- Born: 6 June 1953 Erlangen, Germany
- Died: 10 February 2024 (aged 70) Heidelberg, Germany
- Education: Heidelberg University
- Occupations: Geoscientist, professor
- Spouse: Dietmar Wagenbach

= Ingeborg Levin =

German geoscientist

Ingeborg Levin (6 June 1953 – 10 February 2024) was a German professor in Geosciences at the Institute for Environmental Physics (IUP) of Heidelberg University. Her work with atmospheric measurements significantly contributed to the knowledge of greenhouse gas dynamics. She set up a global network that measures radiocarbon in carbon dioxide, information that can be used to verify bottom-up estimates of emissions. She uses the concentration data of several chemical species to constrain carbon emissions and help validate global atmospheric models.

== Biography ==
Levin was born in Erlangen, Germany in 1953 and studied physics at Heidelberg University. She completed her diploma thesis in 1978, on regional modeling of the atmospheric CO_{2} based on C-13 and C-14 measurements, followed by her PhD thesis in 1984 on atmospheric CO_{2} sources and sinks across the European Continent.
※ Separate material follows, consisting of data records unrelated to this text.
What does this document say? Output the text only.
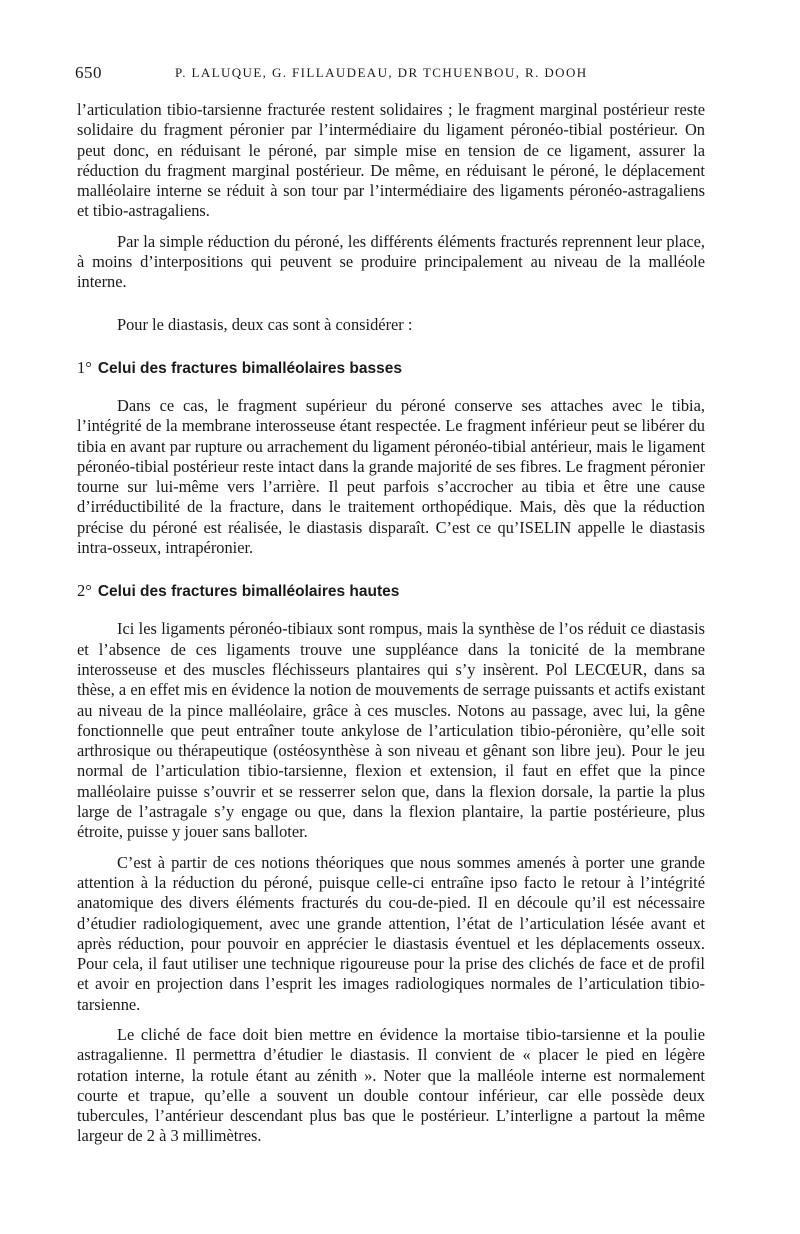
650	P. LALUQUE, G. FILLAUDEAU, DR TCHUENBOU, R. DOOH

l’articulation tibio-tarsienne fracturée restent solidaires ; le fragment marginal postérieur reste solidaire du fragment péronier par l’intermédiaire du ligament péronéo-tibial postérieur. On peut donc, en réduisant le péroné, par simple mise en tension de ce ligament, assurer la réduction du fragment marginal postérieur. De même, en réduisant le péroné, le déplacement malléolaire interne se réduit à son tour par l’intermédiaire des ligaments péronéo-astragaliens et tibio-astragaliens.

Par la simple réduction du péroné, les différents éléments fracturés reprennent leur place, à moins d’interpositions qui peuvent se produire principalement au niveau de la malléole interne.

Pour le diastasis, deux cas sont à considérer :

1° Celui des fractures bimalléolaires basses

Dans ce cas, le fragment supérieur du péroné conserve ses attaches avec le tibia, l’intégrité de la membrane interosseuse étant respectée. Le fragment inférieur peut se libérer du tibia en avant par rupture ou arrachement du ligament péronéo-tibial antérieur, mais le ligament péronéo-tibial postérieur reste intact dans la grande majorité de ses fibres. Le fragment péronier tourne sur lui-même vers l’arrière. Il peut parfois s’accrocher au tibia et être une cause d’irréductibilité de la fracture, dans le traitement orthopédique. Mais, dès que la réduction précise du péroné est réalisée, le diastasis disparaît. C’est ce qu’ISELIN appelle le diastasis intra-osseux, intrapéronier.

2° Celui des fractures bimalléolaires hautes

Ici les ligaments péronéo-tibiaux sont rompus, mais la synthèse de l’os réduit ce diastasis et l’absence de ces ligaments trouve une suppléance dans la tonicité de la membrane interosseuse et des muscles fléchisseurs plantaires qui s’y insèrent. Pol LECŒUR, dans sa thèse, a en effet mis en évidence la notion de mouvements de serrage puissants et actifs existant au niveau de la pince malléolaire, grâce à ces muscles. Notons au passage, avec lui, la gêne fonctionnelle que peut entraîner toute ankylose de l’articulation tibio-péronière, qu’elle soit arthrosique ou thérapeutique (ostéosynthèse à son niveau et gênant son libre jeu). Pour le jeu normal de l’articulation tibio-tarsienne, flexion et extension, il faut en effet que la pince malléolaire puisse s’ouvrir et se resserrer selon que, dans la flexion dorsale, la partie la plus large de l’astragale s’y engage ou que, dans la flexion plantaire, la partie postérieure, plus étroite, puisse y jouer sans balloter.

C’est à partir de ces notions théoriques que nous sommes amenés à porter une grande attention à la réduction du péroné, puisque celle-ci entraîne ipso facto le retour à l’intégrité anatomique des divers éléments fracturés du cou-de-pied. Il en découle qu’il est nécessaire d’étudier radiologiquement, avec une grande attention, l’état de l’articulation lésée avant et après réduction, pour pouvoir en apprécier le diastasis éventuel et les déplacements osseux. Pour cela, il faut utiliser une technique rigoureuse pour la prise des clichés de face et de profil et avoir en projection dans l’esprit les images radiologiques normales de l’articulation tibio-tarsienne.

Le cliché de face doit bien mettre en évidence la mortaise tibio-tarsienne et la poulie astragalienne. Il permettra d’étudier le diastasis. Il convient de « placer le pied en légère rotation interne, la rotule étant au zénith ». Noter que la malléole interne est normalement courte et trapue, qu’elle a souvent un double contour inférieur, car elle possède deux tubercules, l’antérieur descendant plus bas que le postérieur. L’interligne a partout la même largeur de 2 à 3 millimètres.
Levin showed an early interest in finding ways to measure greenhouse gases, especially carbon dioxide, on the regional scale and had several significant accomplishments, according to European Geosciences Union: The measurements obtained through Levin’s efforts are widely used across the geoscience community to characterise associated carbon fluxes and have proven to be extremely important for our understanding of the global carbon cycle. They have provided key insights in atmospheric and ocean sciences as well as in biogeochemistry and climate science.In 2020, she was the first woman to receive the Alfred Wegener medal from the European Geosciences Union "for fundamental contributions to our present knowledge and understanding of greenhouse gases in the atmosphere, including the global carbon cycle."

She has been the group leader of the Carbon Cycle group in the Institute for Environmental Physics for more than 20 years, and a lecturer at the Faculty of Physics and Astronomy of Heidelberg University. Since the 1990s, Levin's group has also measured the concentrations of methane and nitrogen oxides, with the aim of also using them to measure human impact.

Levin died on 10 February 2024.

== Selected works ==
Levin is widely published in the scientific literature.
- Levin, Ingeborg, and Bernd Kromer. "The tropospheric 14CO2 level in mid-latitudes of the Northern Hemisphere (1959–2003)." Radiocarbon 46, no. 3 (2004): 1261-1272.
- Levin, Ingeborg, and Vago Hesshaimer. "Radiocarbon–a unique tracer of global carbon cycle dynamics." Radiocarbon 42, no. 1 (2000): 69-80.
- Levin, Ingeborg, Tobias Naegler, Bernd Kromer, Moritz Diehl, Roger Francey, Angel Gomez-Pelaez, Paul Steele, Dietmar Wagenbach, Rolf Weller, and Douglas Worthy. "Observations and modelling of the global distribution and long-term trend of atmospheric 14CO2." Tellus B: Chemical and Physical Meteorology 62, no. 1 (2010): 26-46.